FastAPI with Celery DevOps assessment

Overview

This project demonstrates the deployment of a FastAPI application with Celery workers on Google Kubernetes Engine (GKE). The application uses Docker Compose for local development and a Kubernetes cluster for production deployment.

Table of Contents

1. Prerequisites
2. Setup and Deployment
3. Scaling
4. Approach
5. Pros & Cons
6. Monitoring & Logging
7. Conclusion

Prerequisites

Ensure you have the following tools installed:

• Docker
• Docker Compose
• Kompose
• Kubernetes cluster (GKE, EKS, AKS, etc.)

Setup and Deployment

Local Development

Run the following command to start the development environment:

docker-compose up

This command will start the FastAPI application, Celery workers, RabbitMQ, Redis, and Celery Flower for monitoring. Further, open http://localhost:8000 in your browser to interact with the FastAPI application.

Scaling

• For the implementation of Scalability it has been done with the help of HPA(Horizontal Pod Autoscaler). It includes scaling to 10 when there's a heavy load and scaling down to 1 based on incoming traffic and CPU Utilization within our GKE Cluster.

Approach: Learning Through Implementation

• I started up the assessment with the aim of learning more about Kubernetes and for that, I preferred GKE over managed Kubernetes services like Amazon EKS due to the fact that to learn and have more hands-on implementation of my skills within the Google cloud Ecosystem gaining more comprehensive understanding of GCP services.

• Firstly, started by setting up the project locally on my machine through the provided readme file and it worked I was able to setup the whole project locally with the help of Docker and Docker-compose.

• Then moved on to developing a deployment Pipeline by Utilizing GitHub Actions to create a Continuous Deployment (CD) pipeline. Followed each and every step specified in the docs.

• GitHub Actions:

  • Automated CD pipeline to be triggered whenever a pull request merges to the main branch.
  • Alongside writing script to build the docker image, pushing it to Artifact Registry, and deployment to GKE.
  • While Navigating through GitHub Actions the learning curve felt like deciphering a complex puzzle. Yet, the more I delved into its intricacies, the clearer the automation picture became.

• Making use of Komposer to write K8 Manifests

  • kompose is a tool that takes a Docker Compose file and translates it into Kubernetes resources.
  • Installed and implemented it to generate Manifests from the docker-compose.yaml of our fast-api application.
  • Additionally, Implemented Separate services for Redis and Celery within the Kubernetes further ensuring that these services are decoupled from the main application and can be used by multiple applications concurrently.

Pros:

1. Automated Scalability:
   • GKE's seamless integration with Kubernetes facilitates effortless scalability. The autoscaling capabilities ensure that our FastAPI application adapts dynamically to varying workloads.
2. Managed Kubernetes Environment:

• Leveraging GKE provides a managed Kubernetes environment, abstracting away infrastructure complexities. This allows me to focus more on the application logic rather than intricate cluster management.

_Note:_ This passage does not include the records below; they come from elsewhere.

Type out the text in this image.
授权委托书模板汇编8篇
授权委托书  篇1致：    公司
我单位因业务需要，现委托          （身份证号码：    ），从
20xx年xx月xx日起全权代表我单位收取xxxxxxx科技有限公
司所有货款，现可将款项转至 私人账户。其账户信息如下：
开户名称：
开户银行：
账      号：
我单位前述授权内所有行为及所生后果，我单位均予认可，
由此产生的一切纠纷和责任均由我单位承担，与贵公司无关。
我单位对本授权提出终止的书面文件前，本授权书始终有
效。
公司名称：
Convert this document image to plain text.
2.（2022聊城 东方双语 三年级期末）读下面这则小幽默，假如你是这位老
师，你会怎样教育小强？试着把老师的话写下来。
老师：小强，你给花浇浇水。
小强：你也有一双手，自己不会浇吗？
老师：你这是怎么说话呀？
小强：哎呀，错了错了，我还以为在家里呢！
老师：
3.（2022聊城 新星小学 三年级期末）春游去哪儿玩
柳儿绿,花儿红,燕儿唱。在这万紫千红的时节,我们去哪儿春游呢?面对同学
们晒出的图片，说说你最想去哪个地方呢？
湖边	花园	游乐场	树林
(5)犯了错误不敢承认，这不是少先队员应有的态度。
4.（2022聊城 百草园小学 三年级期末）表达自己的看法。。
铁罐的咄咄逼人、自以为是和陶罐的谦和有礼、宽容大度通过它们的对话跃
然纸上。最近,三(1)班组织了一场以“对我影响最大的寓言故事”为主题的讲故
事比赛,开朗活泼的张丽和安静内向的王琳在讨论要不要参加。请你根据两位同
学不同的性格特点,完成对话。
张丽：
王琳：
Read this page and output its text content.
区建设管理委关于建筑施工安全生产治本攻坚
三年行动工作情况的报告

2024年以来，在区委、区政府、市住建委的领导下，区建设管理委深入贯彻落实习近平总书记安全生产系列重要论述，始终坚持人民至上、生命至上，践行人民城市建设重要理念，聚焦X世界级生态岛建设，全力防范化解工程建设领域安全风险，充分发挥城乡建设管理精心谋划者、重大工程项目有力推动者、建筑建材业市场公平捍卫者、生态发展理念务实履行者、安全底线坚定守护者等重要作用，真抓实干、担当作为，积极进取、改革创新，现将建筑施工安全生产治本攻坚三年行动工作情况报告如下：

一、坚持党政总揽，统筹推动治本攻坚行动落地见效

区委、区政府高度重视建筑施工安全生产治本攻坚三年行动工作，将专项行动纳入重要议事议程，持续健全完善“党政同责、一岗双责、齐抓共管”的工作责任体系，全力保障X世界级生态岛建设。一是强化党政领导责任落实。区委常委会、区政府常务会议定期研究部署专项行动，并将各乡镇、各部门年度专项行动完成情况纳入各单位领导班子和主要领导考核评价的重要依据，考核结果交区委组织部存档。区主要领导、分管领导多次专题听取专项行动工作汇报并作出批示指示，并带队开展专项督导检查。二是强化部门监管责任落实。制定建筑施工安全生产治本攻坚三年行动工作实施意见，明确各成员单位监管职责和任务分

3. Google Container Registry (GCR):

• Integration with GCR simplifies Docker image storage and distribution. The central repository in GCP ensures efficient management and accessibility of container images.

4. Built-in Monitoring with Stackdriver:

• GKE's powerful monitoring capabilities and native integration with Stackdriver bring forth powerful performance.

Cons:

1. CI/CD Learning Curve:

• Setting up an effective CI/CD pipeline for GKE came with its share of challenges. Configuring GitHub Actions to seamlessly build, push, and deploy Docker images required a deep dive into workflows and GKE authentication.

2. Kubernetes Complexity:

• Navigating the intricacies of Kubernetes configurations demanded a learning curve. Understanding pod deployments, services, and persistent volumes presented challenges that required thorough exploration and troubleshooting.

3. Autopilot Mode Constraints:

• Initial attempts in GKE Autopilot mode faced constraints, particularly restrictions on host ports. Shifting to a standard GKE cluster was a workaround to overcome these challenges.

Monitoring and Logging

• For implementing monitoring and logging solutions for the application in our Kubernetes environment. We made use of Cloud Logging and Cloud Monitoring which integrates easily and lets us monitor our running GKE clusters, manage your system, and debug logs.

Conclusion: Bridging the Knowledge Gap

In conclusion, the GKE deployment and CI/CD pipeline construction journey served as a bridge between theoretical knowledge and hands-on expertise and I was able to implement all the specified tasks mentioned in the assessment documentation. Additionally the process of grappling with challenges provided a deeper understanding of GCP tools and Kubernetes intricacies. The amalgamation of Docker, Kubernetes, GCR, and GitHub Actions has not only created a robust deployment pipeline but also enhanced my proficiency in orchestrating containerized applications on GKE.